With the previous entry, we looked at how what you are focusing on matters, and the importance of focusing on your audience's needs and wants.
There is another aspect of focus that is equally important.
It is all about not focusing on your mistakes (whether you are making lots of them or none of them). Many people focus on giving that perfect presentation, free from "um's" and "ah's," "false starts" or grammatical errors. I have seen many of these people speak, and it seems to me they believe they are giving the "perfect speech." However, in many cases, because they are looking so intently at what they don't want to do, they lose the freshness, energy, and life force they could otherwise be conveying to their audience.

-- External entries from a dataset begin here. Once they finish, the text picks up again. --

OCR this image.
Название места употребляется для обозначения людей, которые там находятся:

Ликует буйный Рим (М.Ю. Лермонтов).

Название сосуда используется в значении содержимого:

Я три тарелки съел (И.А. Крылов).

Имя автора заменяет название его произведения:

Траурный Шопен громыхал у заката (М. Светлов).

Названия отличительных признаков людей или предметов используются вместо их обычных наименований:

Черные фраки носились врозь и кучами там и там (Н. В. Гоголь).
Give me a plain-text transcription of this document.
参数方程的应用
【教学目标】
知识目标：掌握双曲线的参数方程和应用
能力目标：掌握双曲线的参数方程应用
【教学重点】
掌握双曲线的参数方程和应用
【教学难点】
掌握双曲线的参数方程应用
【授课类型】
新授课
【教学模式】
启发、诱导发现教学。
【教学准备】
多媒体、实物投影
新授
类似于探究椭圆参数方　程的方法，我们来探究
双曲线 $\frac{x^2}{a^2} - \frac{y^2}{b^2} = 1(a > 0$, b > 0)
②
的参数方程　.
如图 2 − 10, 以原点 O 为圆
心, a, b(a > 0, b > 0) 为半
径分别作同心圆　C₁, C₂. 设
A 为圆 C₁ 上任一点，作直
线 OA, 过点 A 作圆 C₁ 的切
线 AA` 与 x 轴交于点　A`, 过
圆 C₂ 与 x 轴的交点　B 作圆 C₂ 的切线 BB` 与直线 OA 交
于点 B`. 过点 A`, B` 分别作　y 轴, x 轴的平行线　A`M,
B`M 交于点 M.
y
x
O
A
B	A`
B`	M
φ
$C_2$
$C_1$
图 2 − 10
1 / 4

It is important to recognize that certain elements of speech - like "um's" and "ah's" - can get in the way of the effective delivery of your message. However, the other extreme - being too "perfect" - can also get in the way. Look at some of the best speakers in the world. Most of them make a lot of mistakes in terms of grammar and other things like that, but you don't even notice because they are doing such a great job of sharing their message by dynamically and authentically expressing themselves. Dr. Martin Luther King's famous "I Have a Dream" speech comes to mind.
This principle can work either for you or against you. Be aware of it, and practice using it to your (and your audience's) ultimate advantage. It's up to you.
I hope this finds you well in all respects, and steadily increasing in your skill as a speaker and presenter. Let me know how you're doing - I'd love to hear from you.